Au coeur de cette société en mutation accélérée Hjalti, journaliste, et Maria, violoniste et mère de deux enfants, se séparent. le roman suit principalement l'évolution des deux personnages, souvent éloignés l'un de l'autre, parfois rapprochés, dans la grande aventure du retour aux sources de l'Islande ! Car le gouvernement, pour sauver ce qui peut l'être et redonner espoir au peuple se lance dans une propagande à base de chandails tricotés, de cheveux tressés et de champs de patates à cultiver. En façade, le côté bucolique de la transition a de quoi charmer. Cependant, décision gouvernementale après décision gouvernementale, l'état d'Islande grignote petit à petit les libertés des habitants, entretient la mise à l'écart de l'opposition, arme ses sauveteurs, pratique la rétention d'informations, maquille des enquêtes, exacerbe le sentiment d'appartenance nationale et persécute des populations non islandaises « de souche » … toujours sous couvert de la « nécessité nationale ». Lentement mais sûrement, le régime démocratique bascule en un régime liberticide, totalitaire, capable de tout.
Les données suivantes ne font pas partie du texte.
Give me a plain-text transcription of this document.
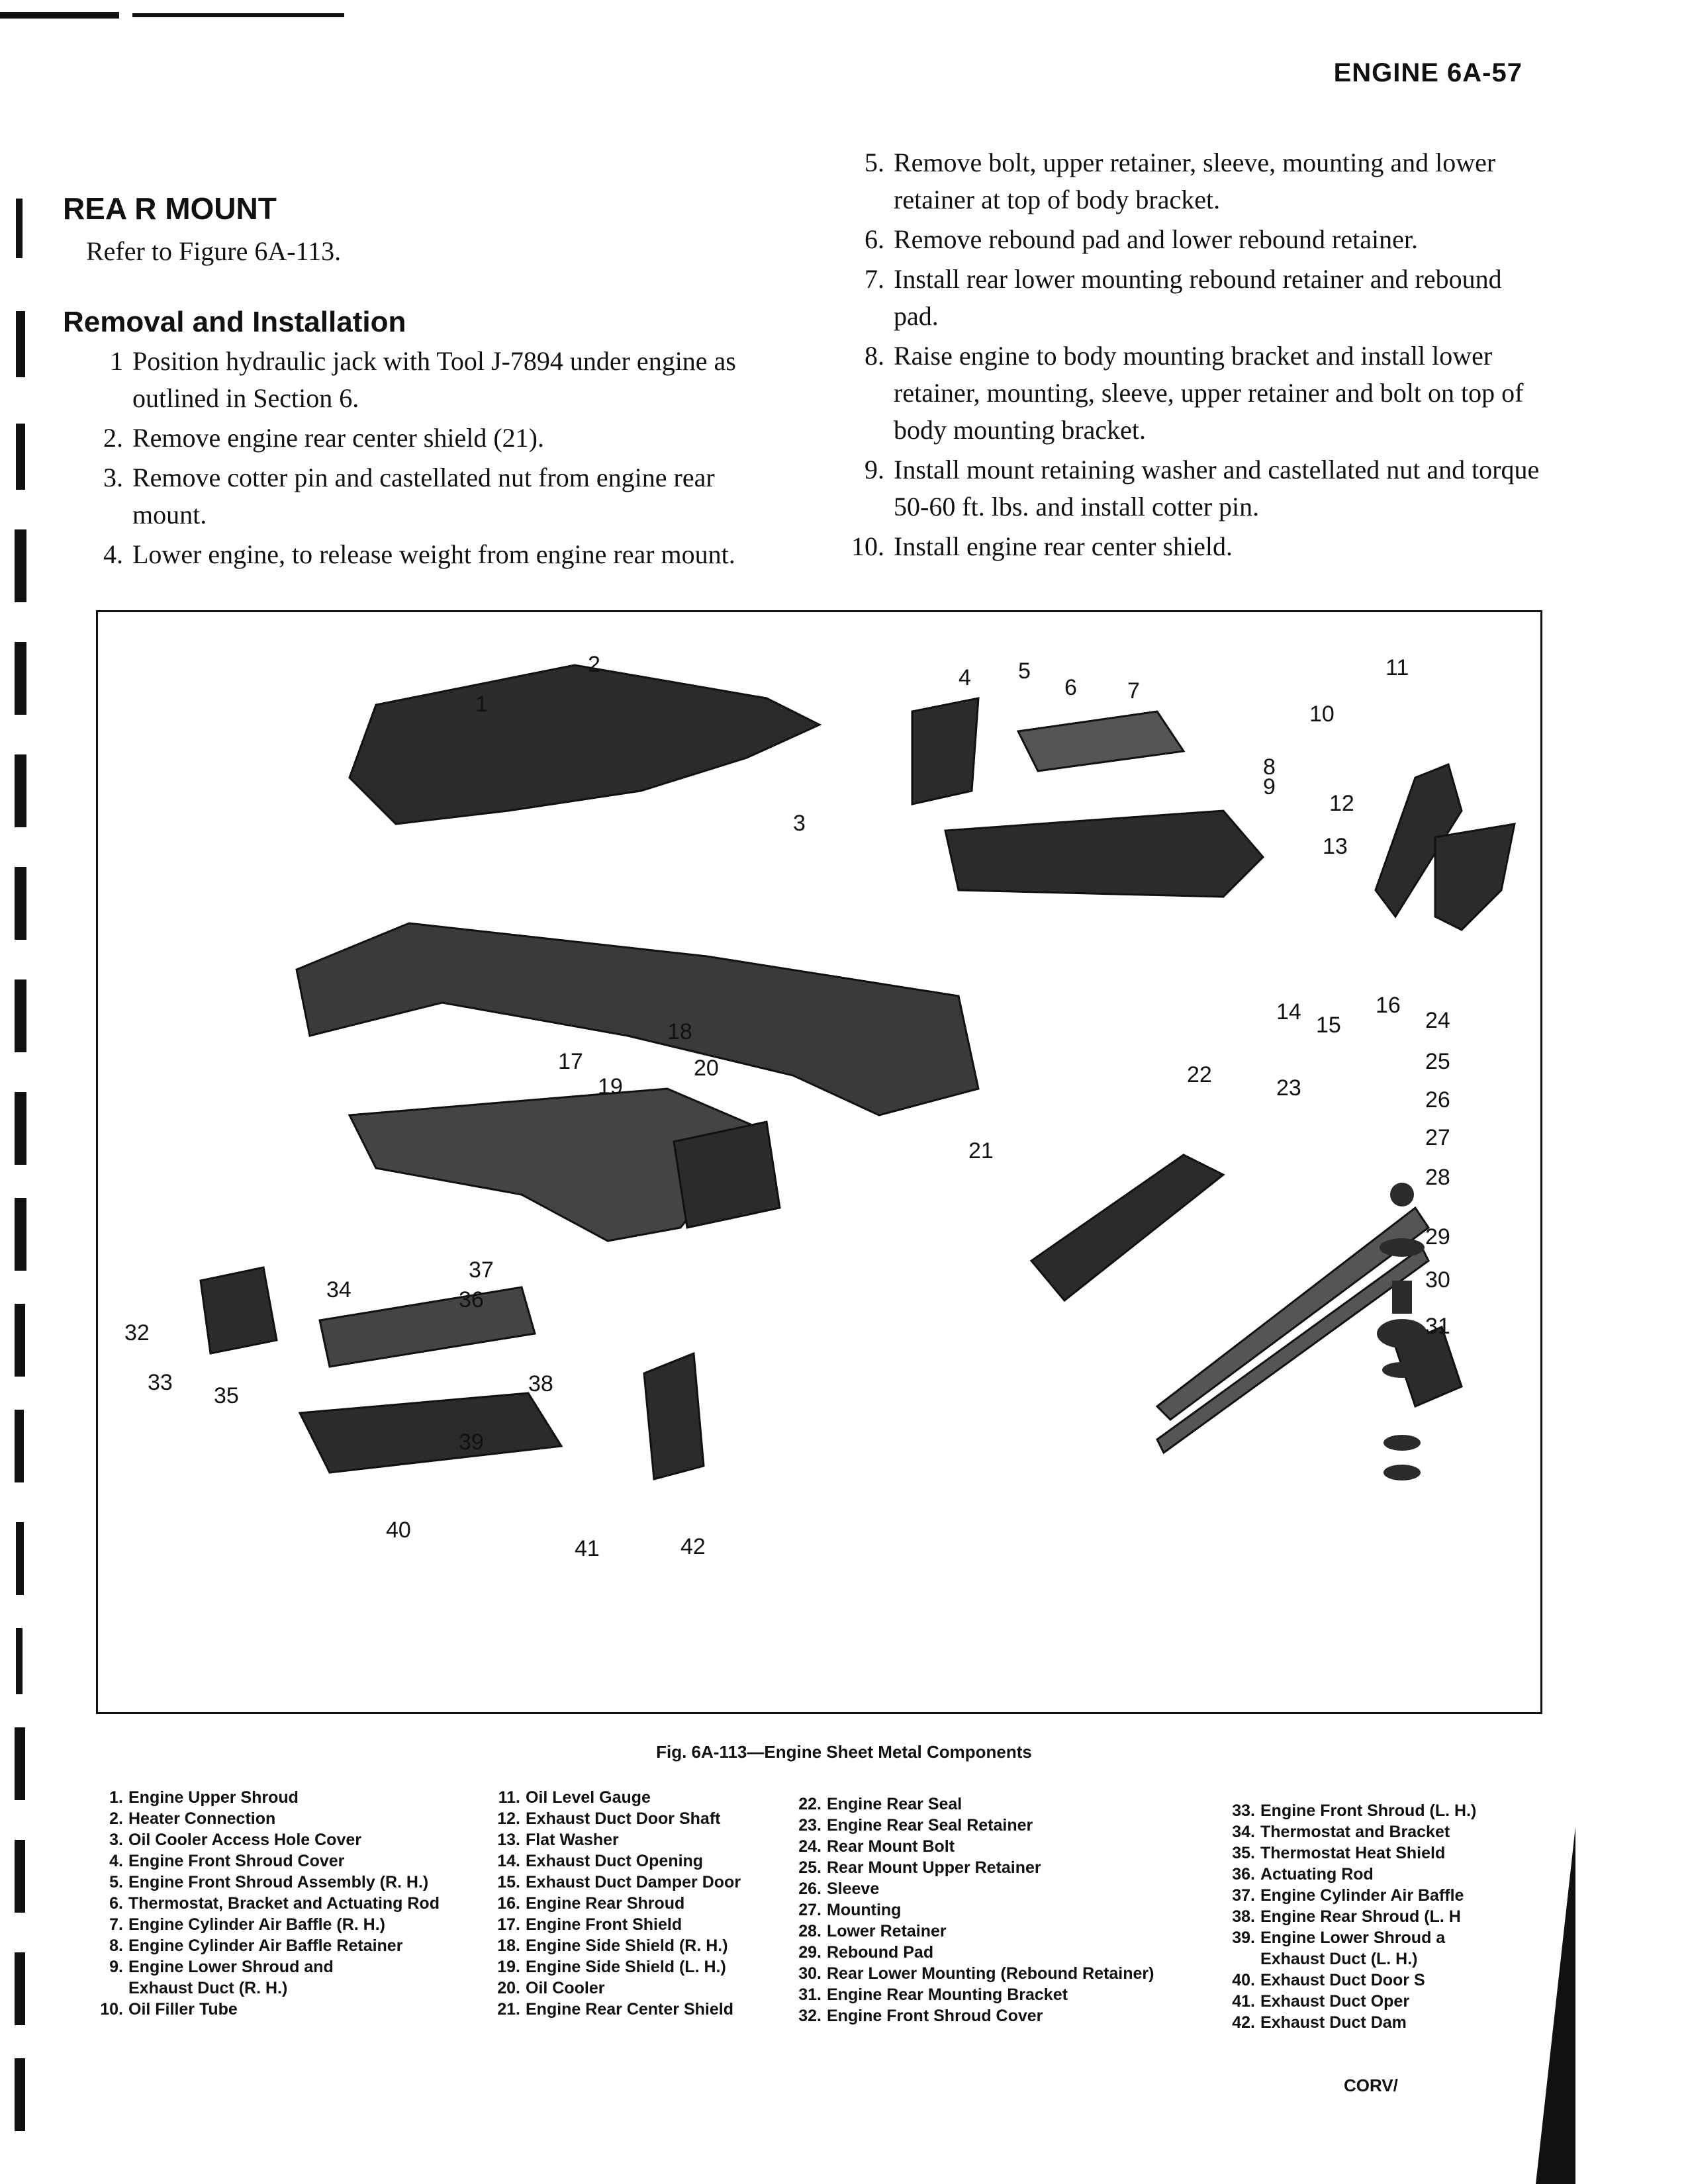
ENGINE 6A-57
REA R MOUNT
Refer to Figure 6A-113.
Removal and Installation
1 Position hydraulic jack with Tool J-7894 under engine as outlined in Section 6.
2. Remove engine rear center shield (21).
3. Remove cotter pin and castellated nut from engine rear mount.
4. Lower engine, to release weight from engine rear mount.
5. Remove bolt, upper retainer, sleeve, mounting and lower retainer at top of body bracket.
6. Remove rebound pad and lower rebound retainer.
7. Install rear lower mounting rebound retainer and rebound pad.
8. Raise engine to body mounting bracket and install lower retainer, mounting, sleeve, upper retainer and bolt on top of body mounting bracket.
9. Install mount retaining washer and castellated nut and torque 50-60 ft. lbs. and install cotter pin.
10. Install engine rear center shield.
1
2
3
4 5
6 7
8
9
10
11
12
13
14
15
16
17
18
19
20
21
22
23
24
25
26
27
28
29
30
31
32
33
34
35
36
37
38
39
40
41	42
Fig. 6A-113—Engine Sheet Metal Components
1. Engine Upper Shroud
2. Heater Connection
3. Oil Cooler Access Hole Cover
4. Engine Front Shroud Cover
5. Engine Front Shroud Assembly (R. H.)
6. Thermostat, Bracket and Actuating Rod
7. Engine Cylinder Air Baffle (R. H.)
8. Engine Cylinder Air Baffle Retainer
9. Engine Lower Shroud and
Exhaust Duct (R. H.)
10. Oil Filler Tube
11. Oil Level Gauge
12. Exhaust Duct Door Shaft
13. Flat Washer
14. Exhaust Duct Opening
15. Exhaust Duct Damper Door
16. Engine Rear Shroud
17. Engine Front Shield
18. Engine Side Shield (R. H.)
19. Engine Side Shield (L. H.)
20. Oil Cooler
21. Engine Rear Center Shield
22. Engine Rear Seal
23. Engine Rear Seal Retainer
24. Rear Mount Bolt
25. Rear Mount Upper Retainer
26. Sleeve
27. Mounting
28. Lower Retainer
29. Rebound Pad
30. Rear Lower Mounting (Rebound Retainer)
31. Engine Rear Mounting Bracket
32. Engine Front Shroud Cover
33. Engine Front Shroud (L. H.)
34. Thermostat and Bracket
35. Thermostat Heat Shield
36. Actuating Rod
37. Engine Cylinder Air Baffle
38. Engine Rear Shroud (L. H
39. Engine Lower Shroud a
Exhaust Duct (L. H.)
40. Exhaust Duct Door S
41. Exhaust Duct Oper
42. Exhaust Duct Dam
CORV/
Par rapport à tous les livres que j'ai lu sur « la fin du monde » celui-ci diffère des autres en cela que l'autrice maintient les institutions en place, alors que la plupart (enfin, ceux que j'ai lu) font plutôt la part belle à la survie individuelle, en forme de robinsonnade et dans lesquels toute forme d'organisation sociétale a été anéantie. Il est à souligner que le rôle des journalistes comme outils de propagande est bien mis en avant grâce au personnage de Hjalti, qui va devoir subir bien des épreuves avant d'ouvrir les yeux. L'autrice, par ailleurs journaliste à la télévision publique islandaise avait peut-être un message à faire passer à certains confrères et consoeurs ?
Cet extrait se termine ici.